1. Lisbeth was raped, which is detailed in a graphic scene in the novel.
2. Lisbeth has a relationship with a man who is old enough to be her father.
3. The book is very dark.

I thought about the three facts and I did not like any of the three facts. Fact number three I could deal with, but the others? Not so much.

However, with the release of the American movie, my classmates sneaking in to watch the movie (or something similar like that) and half the runways featuring models with black bowl cut hair, I knew something was up.

The Girl with the Dragon Tattoo is a mystery/thriller/crime novel that centralizes around a mystery that happened 36 years ago (in book time). The niece of a rich mangoes missing, and the man, Henrik Vanger, is sure that his niece was killed by one of his relatives. He hires Mikael Bloomkvist, a journalist that is facing libel case. Vanger knows that Bloomkvist cannot decline his offer since Bloomkvist is facing prison time and hefty fines, a sure demise to Bloomkvist's career. Along the way, Bloomkvist hires Lisbeth Salander, a twenty something young woman who is exceptionally good at investigating people. Needless to say, the characters find that the case isn't just a simple whodunit case.

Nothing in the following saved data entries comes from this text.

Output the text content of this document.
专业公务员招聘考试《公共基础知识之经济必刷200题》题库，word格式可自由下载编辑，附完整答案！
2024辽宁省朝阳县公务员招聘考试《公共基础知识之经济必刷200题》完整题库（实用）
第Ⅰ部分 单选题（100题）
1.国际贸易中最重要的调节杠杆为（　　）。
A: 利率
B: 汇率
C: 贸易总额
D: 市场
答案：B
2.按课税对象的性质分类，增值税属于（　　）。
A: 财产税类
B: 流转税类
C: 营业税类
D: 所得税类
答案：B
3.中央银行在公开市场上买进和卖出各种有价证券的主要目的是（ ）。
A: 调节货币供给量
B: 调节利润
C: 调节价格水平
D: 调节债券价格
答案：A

The beginning of The Girl with the Dragon Tattoo was slow, in part due to the introduction of the characters. Most of the main characters are introduced, in their natural habitat, and it's a little dry. The real drama picks up nearly 100 pages into the novel (in my e-book edition), with the mystery. In between, there's a lot of politics and abuse undertones, which are explored. The darkness of the book, rape, abuse, murder, etc can be sure turnoffs for the book, however the novel is put together in such a way that the novel is more compelling to read.

The novel does not just stop when the mystery is solved (which is 100 pages [in my e-book edition] before the actual ending of the book) which is nice. [Potential Spoiler] The last 100 pages deals with the aftermath of Bloomkvist's career and how gets revenge against the person who nearly destroyed his journalism career.

End of spoiler. Anyhow, I liked how Lisbeth Salander was such a strong character and how she was portrayed. Lisbeth Salander is like a giant bag of flaws, since she's anti-social, abused, raped, institutionalized, etc, but it's from these flaws that she's made a compelling and unique character.

Though some scenes were borderline nightmarish, I am excited (and will place a hold for) the next novels in the trilogy.

Oh yes, don't forget to check if your library has a e-book lending service!